What restitution experts have to say about President Macron’s pledge to return African artefacts

The Art Newspaper 29 November 2017
By Gareth Harris

The French leader’s announcement in Burkina Faso is hailed as historic—but gets a mixed response

French President Emmanuel Macron and Burkina Faso's President Roch Marc Christian Kabore sit in a classroom as they visit the Lagm Taaba school in Ouagadougou, as part of his first African tour since taking office

French President Emmanuel Macron’s pledge to return African artefacts housed in French institutions to their country of origin has been called historic by restitution specialists, who also questioned how the new cultural policy will be implemented.

In a speech given yesterday (28 November) at the University of Ougadougou in Burkina Faso, Macron said: “I cannot accept that a large part of cultural heritage from several African countries is in France. There are historical explanations for that, but there are no valid justifications that are durable and unconditional. African heritage can’t just be in European private collections and museums. African heritage must be highlighted in Paris, but also in Dakar, in Lagos, in Cotonou.” 

In the next five years, Macron stressed that he wants the conditions to be met for the "temporary or permanent" restitution of African heritage to Africa. “This will be one of my priorities,” he said.

Yves-Bernard Debie, a Brussels-based lawyer specialising in cultural property and trade, tells The Art Newspaper that this speech is historic because it breaks with the French legal tradition established in 1566 by the edict of Moulins. “Since that time, the royal domain has become the public domain and is inalienable,” he says.

“I’m concerned because it is a very bad signal to send to all the countries that think they can ask for the restitution of goods that, in their view, have been unlawfully obtained. There is no longer any reason that prohibits these countries from claiming ‘their heritage’ from France. Is this realistic? Yes and no. No because of the principles of inalienability that are enshrined in the law. Yes, because we can always change the laws,” Debie adds, asking: “What does ‘temporary restitution’ mean? A restitution is to return to its rightful owner something that was obtained unlawfully, and, one cannot, on the other hand, return something temporarily.”

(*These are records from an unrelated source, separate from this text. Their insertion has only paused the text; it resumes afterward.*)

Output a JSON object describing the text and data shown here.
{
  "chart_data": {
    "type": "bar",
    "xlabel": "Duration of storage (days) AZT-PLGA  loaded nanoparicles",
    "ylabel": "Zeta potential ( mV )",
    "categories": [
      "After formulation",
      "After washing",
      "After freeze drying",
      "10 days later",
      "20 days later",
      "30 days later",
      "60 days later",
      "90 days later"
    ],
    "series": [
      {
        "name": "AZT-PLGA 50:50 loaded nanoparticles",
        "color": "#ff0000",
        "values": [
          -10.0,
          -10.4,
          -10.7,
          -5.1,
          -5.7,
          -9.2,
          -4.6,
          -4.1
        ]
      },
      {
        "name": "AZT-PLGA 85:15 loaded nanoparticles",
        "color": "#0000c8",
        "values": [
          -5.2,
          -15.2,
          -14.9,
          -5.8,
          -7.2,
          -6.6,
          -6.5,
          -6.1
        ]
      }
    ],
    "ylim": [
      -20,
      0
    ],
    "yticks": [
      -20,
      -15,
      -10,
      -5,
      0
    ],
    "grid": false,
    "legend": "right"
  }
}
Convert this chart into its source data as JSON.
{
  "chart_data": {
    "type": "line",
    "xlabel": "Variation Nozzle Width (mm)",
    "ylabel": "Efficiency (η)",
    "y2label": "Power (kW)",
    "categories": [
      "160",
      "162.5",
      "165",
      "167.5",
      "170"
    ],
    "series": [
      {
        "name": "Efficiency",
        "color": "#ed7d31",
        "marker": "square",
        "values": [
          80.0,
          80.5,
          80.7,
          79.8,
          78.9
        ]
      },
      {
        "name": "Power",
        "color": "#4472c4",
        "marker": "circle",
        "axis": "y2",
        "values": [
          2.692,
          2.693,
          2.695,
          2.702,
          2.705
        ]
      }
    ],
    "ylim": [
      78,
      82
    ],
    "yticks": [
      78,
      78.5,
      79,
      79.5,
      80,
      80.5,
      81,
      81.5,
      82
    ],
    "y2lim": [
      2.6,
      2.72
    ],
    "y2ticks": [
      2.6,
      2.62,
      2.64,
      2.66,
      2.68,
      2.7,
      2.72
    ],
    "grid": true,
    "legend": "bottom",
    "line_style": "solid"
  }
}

On the other hand, Professor Nicholas Thomas, the director of the Museum of Archaeology and Anthropology in Cambridge, argues that this is a move in the right direction. “President Macron's commitment to prioritise the issue will be welcomed by many museum curators,” he says.

Museums in France housing African artefacts may now be forced to draw up new guidelines for repatriation. More than 70,000 items from sub-Saharan Africa housed at the Musée du Quai Branly-Jacques Chirac in Paris come from the former Africa and Madagascar collections of Musée de l’Homme and Musée National des Arts d’Afrique et d’Océanie in Paris. Museum officials declined to comment on Macron’s announcement.

The Musée du Quai Branly-Jacques Chirac in Paris is embroiled in its own restitution battle with Benin, which called last year for the return of Guezo, Glele and Behanzin treasures in the museum’s collection. The disputed works were seized in 1892 from a kingdom that stretched across what is now Benin and Nigeria when the French army ransacked the royal palaces of Abomey in Benin.

In August 2016, the Benin government formally asked the French foreign ministry to repatriate the works. But the then minister, Jean-Marc Ayrault, said last December that restitution is impossible because the collection, like those of all French public museums, is “inalienable”.